Denk je nu: waar heb je het over met je vuur dat vlam vat door een vloedgolf, dan raad ik je aan om je rationele brein ergens anders op het internet te gaan vermaken.
Denk je dat nu niet of denk je überhaupt niks? Very mindful. Jij mag blijven.
Golven van enthousiasme
Die creatieve vloedgolven van enthousiasme overkomen me zo nu en dan. Meestal op zo’n moment dat ik er net even niks mee kan of wil.

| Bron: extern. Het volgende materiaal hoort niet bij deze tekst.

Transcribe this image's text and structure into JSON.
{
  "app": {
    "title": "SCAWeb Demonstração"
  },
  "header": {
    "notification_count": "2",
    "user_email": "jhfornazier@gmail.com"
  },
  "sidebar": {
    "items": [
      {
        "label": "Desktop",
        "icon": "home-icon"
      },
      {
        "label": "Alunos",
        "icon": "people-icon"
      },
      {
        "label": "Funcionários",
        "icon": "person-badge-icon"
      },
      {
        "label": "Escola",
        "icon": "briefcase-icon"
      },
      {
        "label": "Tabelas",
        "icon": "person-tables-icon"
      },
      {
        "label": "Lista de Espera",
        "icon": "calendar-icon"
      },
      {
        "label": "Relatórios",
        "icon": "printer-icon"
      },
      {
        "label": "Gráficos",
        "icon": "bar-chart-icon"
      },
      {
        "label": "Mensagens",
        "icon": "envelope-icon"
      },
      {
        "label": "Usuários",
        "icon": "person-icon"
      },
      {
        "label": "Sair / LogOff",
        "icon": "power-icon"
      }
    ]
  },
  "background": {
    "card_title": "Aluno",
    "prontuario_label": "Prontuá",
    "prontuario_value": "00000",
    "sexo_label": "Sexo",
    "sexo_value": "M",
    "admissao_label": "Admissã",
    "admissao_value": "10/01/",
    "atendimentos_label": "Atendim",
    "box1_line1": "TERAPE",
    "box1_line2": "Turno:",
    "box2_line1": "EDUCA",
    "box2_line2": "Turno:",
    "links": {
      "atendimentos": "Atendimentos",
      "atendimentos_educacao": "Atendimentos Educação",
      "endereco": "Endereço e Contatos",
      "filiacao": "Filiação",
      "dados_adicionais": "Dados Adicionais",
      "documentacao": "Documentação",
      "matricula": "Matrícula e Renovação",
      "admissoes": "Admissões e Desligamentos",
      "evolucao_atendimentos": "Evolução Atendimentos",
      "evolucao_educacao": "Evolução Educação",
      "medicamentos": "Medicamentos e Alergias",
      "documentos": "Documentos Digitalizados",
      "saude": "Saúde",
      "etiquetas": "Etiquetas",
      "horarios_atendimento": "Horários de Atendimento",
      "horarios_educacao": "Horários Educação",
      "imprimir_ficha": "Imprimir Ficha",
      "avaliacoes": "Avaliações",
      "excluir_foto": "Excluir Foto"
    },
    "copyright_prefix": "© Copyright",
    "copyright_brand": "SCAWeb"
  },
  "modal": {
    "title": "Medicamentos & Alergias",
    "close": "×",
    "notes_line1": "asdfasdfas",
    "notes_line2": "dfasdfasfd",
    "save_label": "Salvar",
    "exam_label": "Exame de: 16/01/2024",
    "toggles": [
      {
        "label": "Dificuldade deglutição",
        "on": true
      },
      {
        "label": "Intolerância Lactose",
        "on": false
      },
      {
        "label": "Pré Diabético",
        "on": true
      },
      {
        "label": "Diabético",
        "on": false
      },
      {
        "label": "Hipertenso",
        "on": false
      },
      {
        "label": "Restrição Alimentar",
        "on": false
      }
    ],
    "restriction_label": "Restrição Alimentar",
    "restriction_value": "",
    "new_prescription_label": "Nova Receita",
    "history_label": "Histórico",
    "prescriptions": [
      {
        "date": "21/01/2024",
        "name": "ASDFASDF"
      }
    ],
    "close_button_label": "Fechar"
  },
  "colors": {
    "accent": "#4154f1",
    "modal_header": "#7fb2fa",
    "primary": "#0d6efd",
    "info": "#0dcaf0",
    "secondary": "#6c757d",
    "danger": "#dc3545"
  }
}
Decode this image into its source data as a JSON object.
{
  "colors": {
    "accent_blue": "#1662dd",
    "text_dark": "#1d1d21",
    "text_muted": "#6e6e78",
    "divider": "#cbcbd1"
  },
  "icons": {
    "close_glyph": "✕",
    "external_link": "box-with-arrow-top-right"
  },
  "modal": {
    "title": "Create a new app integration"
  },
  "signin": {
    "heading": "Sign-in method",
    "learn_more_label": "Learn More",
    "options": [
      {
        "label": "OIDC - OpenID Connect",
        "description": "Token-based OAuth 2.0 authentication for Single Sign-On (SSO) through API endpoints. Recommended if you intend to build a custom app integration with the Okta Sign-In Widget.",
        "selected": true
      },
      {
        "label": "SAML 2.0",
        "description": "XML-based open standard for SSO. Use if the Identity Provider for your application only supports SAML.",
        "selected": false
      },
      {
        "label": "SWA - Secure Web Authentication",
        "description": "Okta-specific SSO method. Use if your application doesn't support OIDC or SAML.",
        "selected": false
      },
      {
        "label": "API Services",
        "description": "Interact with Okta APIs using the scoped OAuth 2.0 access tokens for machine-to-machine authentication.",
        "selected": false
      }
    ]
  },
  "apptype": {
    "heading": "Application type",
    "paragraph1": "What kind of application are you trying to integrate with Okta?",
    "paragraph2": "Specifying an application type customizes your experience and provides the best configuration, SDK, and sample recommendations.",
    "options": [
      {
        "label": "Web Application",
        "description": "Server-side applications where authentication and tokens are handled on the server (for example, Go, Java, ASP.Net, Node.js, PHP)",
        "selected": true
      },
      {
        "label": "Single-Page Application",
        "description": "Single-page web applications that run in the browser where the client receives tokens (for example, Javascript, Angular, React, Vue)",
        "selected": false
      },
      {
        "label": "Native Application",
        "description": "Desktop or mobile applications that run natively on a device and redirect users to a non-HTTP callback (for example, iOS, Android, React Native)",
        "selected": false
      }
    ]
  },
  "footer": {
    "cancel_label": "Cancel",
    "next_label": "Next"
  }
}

Zo rond de klok van 11, bijvoorbeeld, als ik net in bed lig en mijn boek aandoe (welkom in het tijdperk dat ik bij deze graag tot e-reader-era doop), of als ik een rondje ren of juist rustig aan de wandel ben of als er ineens een lekker nummer op Spotify voorbijkomt en je zo zit te bouncen achter je laptop weet je wel.
Enfin; van die momenten dat ik niet zit vastgeroest in het alledaagse, maar mijn brein de vrije loop heeft. (Sorry, dat kon inderdaad korter.)
Totdat je kritische zelf erbij komt
Hoewel ik er gek op ben als mijn creatieve vuur vlam vat, heb ik er ook een haat-liefdeverhouding mee.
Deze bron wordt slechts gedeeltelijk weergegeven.